-
Notifications
You must be signed in to change notification settings - Fork 2k
zfsvfs_hold() leaks VFS s_active reference when z_unmounted is B_TRUE, causing permanent EBUSY on pool export #18309
Description
System information
| Type | Version/Name |
|---|---|
| Distribution Name | Ubuntu |
| Distribution Version | 24.04.4 LTS (Noble Numbat) |
| Kernel Version | 6.17.0-14-generic (HWE) |
| Architecture | x86_64 |
| OpenZFS Version | 2.3.4-1ubuntu2 (kernel module), 2.2.2-0ubuntu9.4 (userspace) |
Describe the problem you're observing
zpool export fails permanently with EBUSY after ZFS ioctls race with dataset unmount operations. No userspace process, mount, file descriptor, or kernel keyring holds the pool open. The only recovery is a full system reboot.
Root cause: zfsvfs_hold() in module/zfs/zfs_ioctl.c (line ~1435) leaks a VFS s_active reference. When getzfsvfs() succeeds (incrementing s_active via zfs_vfs_ref() -> atomic_inc_not_zero), but z_unmounted is subsequently found to be B_TRUE, the function returns EBUSY without calling zfs_vfs_rele(). The companion function zfsvfs_rele() (immediately below in the same file) correctly releases both the teardown lock AND the VFS reference -- the error path only releases the teardown lock.

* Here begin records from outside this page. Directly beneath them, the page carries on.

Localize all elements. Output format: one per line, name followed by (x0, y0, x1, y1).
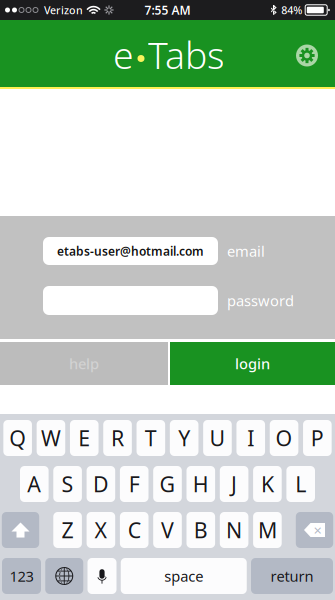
button[interactable]: K (253, 466, 282, 502)
button[interactable]: U (203, 420, 232, 456)
button[interactable]: M (253, 512, 282, 548)
staticText: help (69, 354, 99, 373)
staticText: O (276, 424, 293, 452)
button[interactable]: login (170, 342, 335, 385)
staticText: Q (9, 424, 26, 452)
staticText: R (111, 424, 124, 452)
staticText: 123 (10, 566, 34, 586)
button[interactable]: Y (170, 420, 198, 456)
button[interactable]: W (37, 420, 65, 456)
button[interactable]: Q (3, 420, 32, 456)
staticText: Verizon (44, 3, 83, 17)
staticText: e (113, 30, 134, 79)
staticText: Z (62, 516, 74, 544)
button[interactable]: V (153, 512, 182, 548)
button[interactable]: H (186, 466, 215, 502)
button[interactable]: L (286, 466, 315, 502)
staticText: return (270, 566, 314, 586)
staticText: 84% (281, 3, 302, 17)
button[interactable]: A (20, 466, 49, 502)
staticText: B (194, 516, 208, 544)
staticText: G (160, 470, 176, 498)
button[interactable]: E (70, 420, 99, 456)
staticText: C (128, 516, 141, 544)
staticText: D (93, 470, 109, 498)
button[interactable]: I (236, 420, 265, 456)
staticText: email (227, 241, 265, 261)
button[interactable]: C (120, 512, 148, 548)
staticText: P (311, 424, 324, 452)
staticText: I (247, 424, 254, 452)
button[interactable]: T (137, 420, 165, 456)
button[interactable]: X (87, 512, 115, 548)
staticText: Y (178, 424, 190, 452)
staticText: 7:55 AM (144, 2, 190, 18)
button[interactable]: Dictate (88, 558, 116, 594)
staticText: M (258, 516, 277, 544)
staticText: J (231, 470, 237, 498)
button[interactable]: Settings (289, 38, 325, 74)
staticText: K (261, 470, 274, 498)
button[interactable]: Z (53, 512, 82, 548)
button[interactable]: O (270, 420, 298, 456)
button[interactable]: P (303, 420, 332, 456)
staticText: space (164, 566, 203, 586)
staticText: login (235, 354, 270, 373)
staticText: password (227, 291, 294, 310)
staticText: U (210, 424, 226, 452)
button[interactable]: R (103, 420, 132, 456)
staticText: F (129, 470, 140, 498)
staticText: N (226, 516, 242, 544)
button[interactable]: D (87, 466, 115, 502)
staticText: L (295, 470, 306, 498)
button[interactable]: Shift (2, 512, 39, 548)
staticText: × (314, 520, 322, 540)
staticText: A (27, 470, 41, 498)
staticText: E (78, 424, 90, 452)
staticText: V (161, 516, 174, 544)
button[interactable]: Switch keyboard (45, 558, 83, 594)
staticText: etabs-user@hotmail.com (57, 243, 204, 259)
button[interactable]: J (220, 466, 248, 502)
button[interactable]: space (121, 558, 247, 594)
button[interactable] (43, 286, 218, 315)
button[interactable]: etabs-user@hotmail.com (43, 237, 218, 265)
staticText: Tabs (148, 30, 225, 79)
button[interactable]: G (153, 466, 182, 502)
button[interactable]: N (220, 512, 248, 548)
staticText: W (41, 424, 61, 452)
button[interactable]: 123 (2, 558, 41, 594)
button[interactable]: S (53, 466, 82, 502)
staticText: X (94, 516, 107, 544)
button[interactable]: F (120, 466, 148, 502)
button[interactable]: B (186, 512, 215, 548)
staticText: H (193, 470, 209, 498)
staticText: T (145, 424, 157, 452)
staticText: S (62, 470, 74, 498)
button[interactable]: Delete (296, 512, 333, 548)
button[interactable]: return (251, 558, 333, 594)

The leaked s_active permanently prevents generic_shutdown_super() -> zpl_kill_sb() -> dmu_objset_disown() -> spa_close(), keeping spa_refcount above spa_minref.
Reachability: z_unmounted is set to B_TRUE at three sites in module/os/linux/zfs/zfs_vfsops.c (lines ~1410, ~1920, ~1967), in functions zfsvfs_teardown(), zfs_resume_fs(), and zfs_end_fs(). All three execute from ZFS ioctl handlers that hold an active VFS reference via getzfsvfs(), guaranteeing s_active > 0 when the flag is set. Critically, zfs_resume_fs() releases the teardown write lock at its bail: label BEFORE dmu_objset_disown() runs, creating a window where a concurrent ioctl can acquire the read lock, observe z_unmounted == B_TRUE, and leak s_active.
Evidence from live system:
- Custom kernel module read
s_active = 2on the ZFS superblock with zero mounts across all 14 mount namespaces deactivate_super()fires during export attempt;generic_shutdown_super()NEVER fires/proc/spl/kstat/zfs/rpool/objset-0x105persists (dataset alive in kernel despite zero mounts)- Bug state persisted 20+ hours without self-resolving
- 16 diagnostic commands confirmed zero userspace holders (lsof, fuser, mountinfo, keyrings, systemd units, ARC flush, drop_caches -- all negative)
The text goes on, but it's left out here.